Australia's federal government will introduce legislation on Thursday that changes the capital gains tax treatment of asset sales. The bill covers CGT rules, negative gearing adjustments, a $250 tax offset for wage earners, and a $1,000 automatic income tax deduction option.
Under the proposed CGT regime, the current 50 percent discount would be replaced by a reduction tied to inflation. Startups and biotechnology companies have argued that the change would reduce the tax benefit for investors because early-stage firms typically have near-zero cost bases.
Cassidy stated that the CGT proposal has potential adverse implications for investment and for attracting and retaining specialised talent in life sciences. Craig Rayner, chief executive of Oktopi, said the changes remove one of the few tools Australian founders have to recruit talent from overseas.
Rayner added that two candidates from Europe and the United States had withdrawn interest in positions at his company following the budget announcement. Scientist Andrew Wilks, recipient of the 2024 Prime Minister's Prize for Innovation, described the biotechnology ecosystem as fragile and said the measure would be pretty catastrophic for research funding.

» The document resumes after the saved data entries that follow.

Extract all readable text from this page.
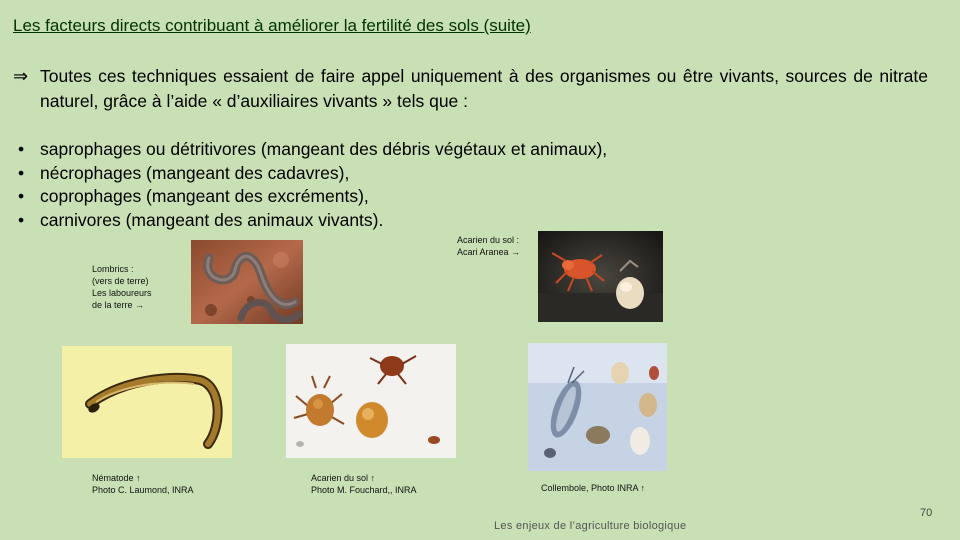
Les facteurs directs contribuant à améliorer la fertilité des sols (suite)
⇒ Toutes ces techniques essaient de faire appel uniquement à des organismes ou être vivants, sources de nitrate naturel, grâce à l’aide « d’auxiliaires vivants » tels que :
• saprophages ou détritivores (mangeant des débris végétaux et animaux),
• nécrophages (mangeant des cadavres),
• coprophages (mangeant des excréments),
• carnivores (mangeant des animaux vivants).
Acarien du sol :
Acari Aranea →
Lombrics :
(vers de terre)
Les laboureurs
de la terre →
Nématode ↑
Photo C. Laumond, INRA
Acarien du sol ↑
Photo M. Fouchard,, INRA	Collembole, Photo INRA ↑
70
Les enjeux de l’agriculture biologique
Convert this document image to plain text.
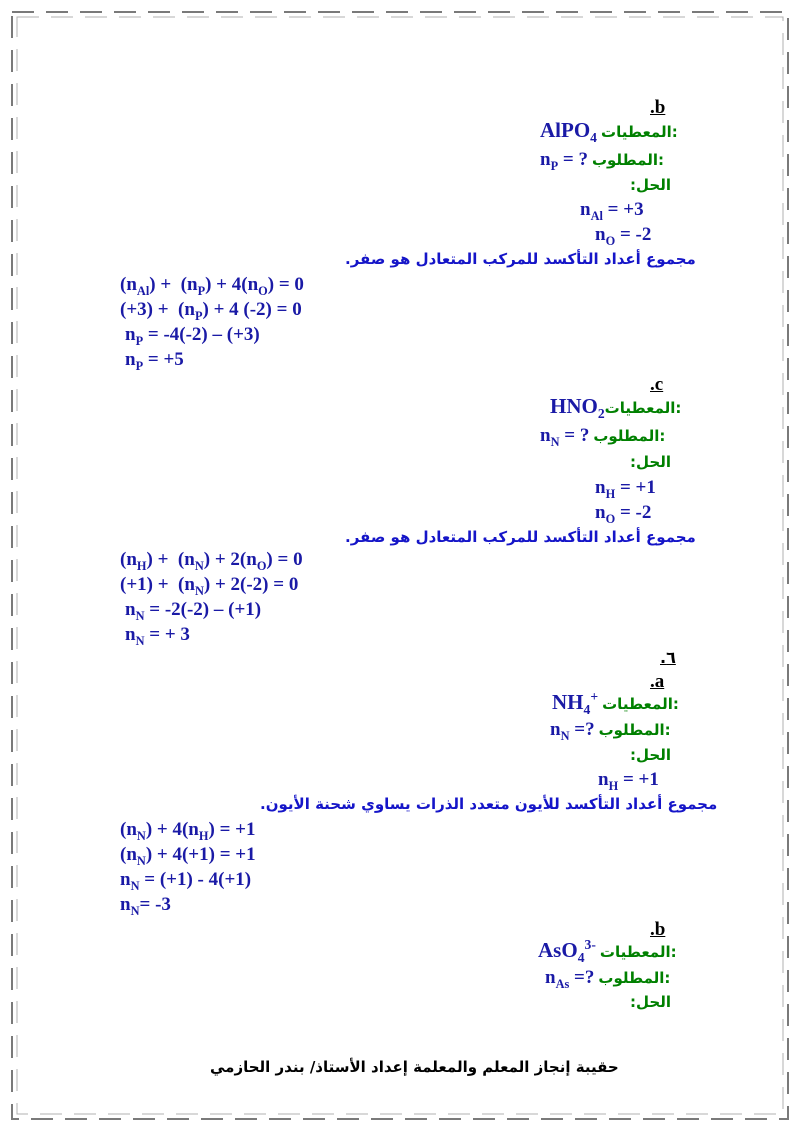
.b
AlPO$_4$ المعطيات:
$n_P$ = ? المطلوب:
الحل:
$n_{Al} = +3$
$n_O = -2$
مجموع أعداد التأكسد للمركب المتعادل هو صفر.
$(n_{Al}) + (n_P) + 4(n_O) = 0$
$(+3) + (n_P) + 4$ (-2) = 0
$n_P = -4(-2) - (+3)$
$n_P = +5$
.c
$HNO_2المعطيات$:
$n_N$ = ? المطلوب:
الحل:
$n_H = +1$
$n_O = -2$
مجموع أعداد التأكسد للمركب المتعادل هو صفر.
$(n_H) + (n_N) + 2(n_O) = 0$
$(+1) + (n_N) + 2(-2) = 0$
$n_N = -2(-2) - (+1)$
$n_N$ = + 3
.٦
.a
$NH_4^+$ المعطيات:
$n_N$ =? المطلوب:
الحل:
$n_H = +1$
مجموع أعداد التأكسد للأيون متعدد الذرات يساوي شحنة الأيون.
$(n_N) + 4(n_H) = +1$
$(n_N) + 4(+1) = +1$
$n_N = (+1) - 4(+1)$
$n_N= -3$
.b
AsO$_4^{3-}$ المعطيات:
$n_{As}$ =? المطلوب:
الحل:
حقيبة إنجاز المعلم والمعلمة إعداد الأستاذ/ بندر الحازمي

Chalmers said the government would take as much time as necessary to settle implementation details and that consultation with peak organisations was continuing. He described the two-stage approach as not unusual for tax reform. Shadow Treasurer Tim Wilson told reporters that the government did not understand the impact of the CGT changes on employee share ownership schemes and on firms that use equity in remuneration packages.